Three University of Waikato researchers receive Marsden Fund support

The Royal Society Te Apārangi announced the results of the latest Marsden Fund round, with three University of Waikato researchers successfully securing funding.

03 Nov 2022

This morning the Royal Society Te Apārangi announced the results of the latest Marsden Fund round, with three University of Waikato researchers successfully securing funding:

University of Waikato Deputy Vice-Chancellor Research Professor Bryony James says the Marsden Fund supports researchers to explore bold ideas that can have significant impact on the future of their discipline. This funding over the next three years will help our researchers make advances in linguistics, Indigenous business and behavioural ecology.

“These achievements are a reflection on not only the excellence of our researchers and their impact in their disciplines, but on the teams of University staff who support the development of research funding proposals, both successful and unsuccessful. I am immensely proud of the work they all do,” Professor James says.

“It’s also important to thank and acknowledge the University of Waikato academics who are Marsden Fund panellists. Assessing proposals is an intensive and challenging process, one which we are well represented in.”

Marsden Fund (Standard): Dr Andreea Calude, ‘Two languages in my kete’

Dr Andreea Calude received a Marsden Fund to investigate the way children incorporate te reo Māori words into their language.

Dr Calude will investigate how the next generation of New Zealand English users, children, incorporate te reo Māori loanwords in their use of language, and how they perceive users of these words. This is an opportunity for a sociolinguistic development case-study of the way words are borrowed between languages by experimentally studying those who drive language change and innovation - young people.

Associate Investigators: Professor Hēmi Whaanga (Ngāti Kahungunu, Ngāi Tahu, Ngāti Mamoe, Waitaha), Massey University, Dr Eline Zenner, KU Leuven, Dr Laura Rosseel, Vrije Universiteit Brussel.

Marsden Fund (Fast Start): Dr Jason Mika, ‘Manahau: In search of the original Māori firm and its philosophy of management’

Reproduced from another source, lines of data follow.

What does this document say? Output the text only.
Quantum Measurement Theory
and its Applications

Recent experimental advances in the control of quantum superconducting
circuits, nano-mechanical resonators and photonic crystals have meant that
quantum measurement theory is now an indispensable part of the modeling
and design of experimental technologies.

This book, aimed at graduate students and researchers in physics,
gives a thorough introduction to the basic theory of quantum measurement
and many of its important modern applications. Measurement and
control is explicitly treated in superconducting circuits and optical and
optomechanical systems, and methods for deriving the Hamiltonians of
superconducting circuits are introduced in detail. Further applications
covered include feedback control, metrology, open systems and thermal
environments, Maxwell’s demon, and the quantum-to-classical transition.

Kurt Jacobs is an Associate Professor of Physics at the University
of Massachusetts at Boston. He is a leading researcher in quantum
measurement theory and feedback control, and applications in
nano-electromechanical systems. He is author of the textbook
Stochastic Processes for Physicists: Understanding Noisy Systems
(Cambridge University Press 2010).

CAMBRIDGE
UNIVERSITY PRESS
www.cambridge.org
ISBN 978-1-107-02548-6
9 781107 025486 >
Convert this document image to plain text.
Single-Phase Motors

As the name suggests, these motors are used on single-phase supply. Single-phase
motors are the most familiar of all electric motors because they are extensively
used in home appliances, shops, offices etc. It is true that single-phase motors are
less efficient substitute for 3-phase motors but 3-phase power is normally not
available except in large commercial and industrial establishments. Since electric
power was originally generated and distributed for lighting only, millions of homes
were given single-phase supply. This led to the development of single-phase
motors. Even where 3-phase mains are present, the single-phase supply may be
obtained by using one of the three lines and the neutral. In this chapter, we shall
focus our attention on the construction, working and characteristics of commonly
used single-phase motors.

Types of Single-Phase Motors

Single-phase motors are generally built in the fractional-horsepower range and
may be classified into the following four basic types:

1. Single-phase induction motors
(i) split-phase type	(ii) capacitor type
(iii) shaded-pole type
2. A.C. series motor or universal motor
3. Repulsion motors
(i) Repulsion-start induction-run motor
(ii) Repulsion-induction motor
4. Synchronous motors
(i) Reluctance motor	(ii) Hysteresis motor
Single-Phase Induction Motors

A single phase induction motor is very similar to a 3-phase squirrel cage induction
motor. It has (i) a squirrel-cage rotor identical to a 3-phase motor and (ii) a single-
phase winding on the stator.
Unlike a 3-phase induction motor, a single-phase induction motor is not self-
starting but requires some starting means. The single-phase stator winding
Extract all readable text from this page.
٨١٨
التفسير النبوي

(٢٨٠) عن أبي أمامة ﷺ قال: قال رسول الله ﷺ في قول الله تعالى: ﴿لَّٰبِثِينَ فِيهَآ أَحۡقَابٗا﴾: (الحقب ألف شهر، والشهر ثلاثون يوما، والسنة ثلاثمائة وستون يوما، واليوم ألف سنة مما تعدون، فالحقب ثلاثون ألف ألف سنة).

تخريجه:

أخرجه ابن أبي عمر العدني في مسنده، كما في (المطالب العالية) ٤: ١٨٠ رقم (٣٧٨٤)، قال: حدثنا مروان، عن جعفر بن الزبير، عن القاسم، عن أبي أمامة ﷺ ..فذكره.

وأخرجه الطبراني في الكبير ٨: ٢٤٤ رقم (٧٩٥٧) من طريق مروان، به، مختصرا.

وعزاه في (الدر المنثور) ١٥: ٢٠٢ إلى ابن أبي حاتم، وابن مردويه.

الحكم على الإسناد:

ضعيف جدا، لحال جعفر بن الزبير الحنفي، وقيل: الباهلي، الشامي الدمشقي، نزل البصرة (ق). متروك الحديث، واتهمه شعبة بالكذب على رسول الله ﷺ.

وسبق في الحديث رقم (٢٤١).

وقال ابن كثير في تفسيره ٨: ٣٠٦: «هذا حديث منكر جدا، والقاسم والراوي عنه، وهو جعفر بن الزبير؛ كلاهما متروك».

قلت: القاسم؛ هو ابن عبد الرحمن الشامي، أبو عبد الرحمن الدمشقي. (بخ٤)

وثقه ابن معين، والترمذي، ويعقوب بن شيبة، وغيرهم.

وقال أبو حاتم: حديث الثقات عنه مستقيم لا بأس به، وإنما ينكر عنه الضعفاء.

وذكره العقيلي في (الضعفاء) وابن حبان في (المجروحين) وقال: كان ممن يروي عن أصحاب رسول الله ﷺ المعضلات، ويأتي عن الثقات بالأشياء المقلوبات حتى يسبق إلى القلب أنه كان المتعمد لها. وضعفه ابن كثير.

Dr Jason Mika has been awarded a Marsden Fast Start grant to answer questions around what it means to be a Māori firm, a Māori manager, and to manage a business in a Māori way.

Dr Mika (Tuhoe, Ngāti Awa, Whakatōhea, Ngāti Kahungunu) will seek to answer questions around what it means to be a Māori firm, a Māori manager, and to manage a business in a Māori way, by constructing a kaupapa Māori theory of the firm grounded in Indigenous management philosophy. This will include analysis of Māori business data and holding wānanga with rangatahi, pakeke, and kaumātua who engage in entrepreneurial activity.

Associate Investigator: Dr Kiri Dell (Ngāti Porou), University of Auckland

Marsden Fund (Fast Start): Dr Chrissie Painting, ‘A complex systems approach to understanding the evolution of mating systems’

Dr Chrissie Painting received a Marsden Fast Start to investigate the evolutionary puzzle posed by monogynous mating systems.

Dr Painting will investigate the evolutionary puzzle posed by monogynous mating systems, which are contrary to the typical behaviour for maximising the reproductive success of a species. She will develop an evolutionary framework and apply it to a comparative dataset gained from quantifying elements across populations of Dolomedes fishing spiders with varying mating system dynamics.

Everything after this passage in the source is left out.